Regarding the high-impact variants identified in our study population, two are present in the APC gene (rs2229992 and rs41115), one in the MSH2 gene (rs1060502002), an important DNA repair gene. In several studies APC has been considered a gatekeeper gene for most colorectal cancer cases, this gene may also be involved in other cellular processes, including cell migration and adhesion, transcriptional activation, apoptosis, and DNA repair31,32,33,34. Studies indicate that APC inactivation is an event that occurs early in the development of CRC and may play a key role in the initiation of the adenoma-carcinoma pathway31,35. In addition, several studies on the molecular classification of CRC have been reported16,32,36,37. However, although APC is the most frequently mutated and known driver gene in CRC31, it is generally not included as a factor in the clinical prognostic classification and standard sequencing panels of colorectal cancer32.

In addition, APC mutations are more frequent in MSI-negative tumors38,39. In order to evaluate the long-term outcome of the MSI status of more than a thousand Brazilians with colorectal cancer and associate them with genetic ancestry and molecular and clinical-pathological characteristics, a study by Berardinelli (2022) observed a 10% frequency of MSI, tumors preferentially located in the right colon, of less aggressiveness and with significant differences in the survival of these patients, who had alterations in several MSI target genes, especially those related to functions such as DNA repair, DNA damage sensor, and cell signaling, demonstrating the genetic heterogeneity present in these patients39.

Torrezan (2013) evaluated the mutational spectrum of the APC gene and genotype–phenotype correlations in Brazilian patients with classic or attenuated familial adenomatous polyposis. The self-declared ethnic origin of most of the families evaluated in this study is of European descent, except for two Japanese families and one Arab40. However, we highlight that Brazilians represent an extremely mixed population, with most individuals showing some degree of indigenous ancestry, especially in the northern region of the country.

Notably, no previous studies have established a direct link between these variants and colorectal cancer susceptibility in the INDG population.
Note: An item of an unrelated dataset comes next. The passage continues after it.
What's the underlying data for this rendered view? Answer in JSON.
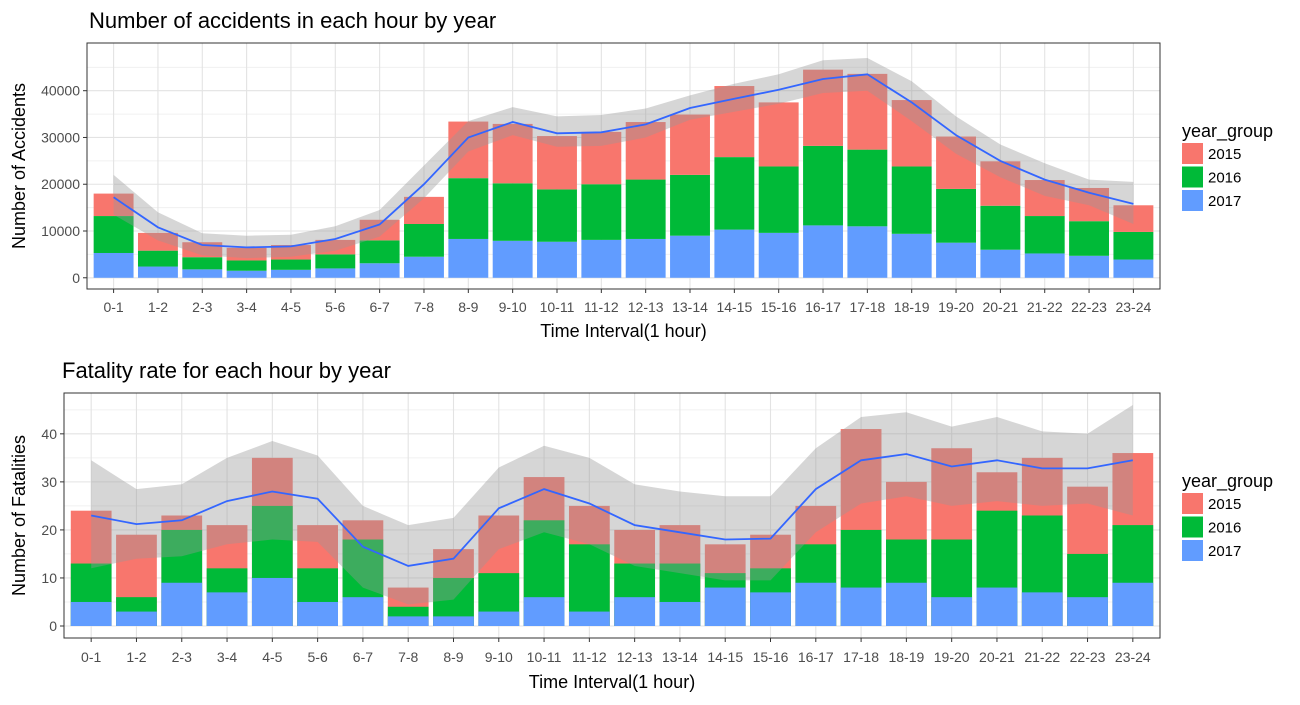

This highlights that research findings from other populations cannot be directly applied to the Amazonian Amerindian population, emphasizing its distinct genetic profile in relation to various aspects, including CRC. Therefore, there is an urgent need for more genomic research involving this population to identify potential markers for early diagnosis and even molecular targets for therapeutic purposes in Northern Brazil’s population.

In conclusion, this study highlights the presence of high-impact variants, specifically APC rs2229992 and rs41115, and MSH2 rs1060502002, alongside novel modifier-impact variants in the MLH1 and MSH6 genes within indigenous populations. These findings suggest that these variants may significantly influence colorectal cancer (CRC) susceptibility. As the first investigation into the genomic profile of CRC in Amazonian Amerindians, this research provides valuable insights that may guide future studies aimed at identifying populations with higher susceptibility to CRC. This work underscores the importance of further genomic research to enhance our understanding of genetic risk factors and inform strategies for early detection and targeted therapies in vulnerable populations.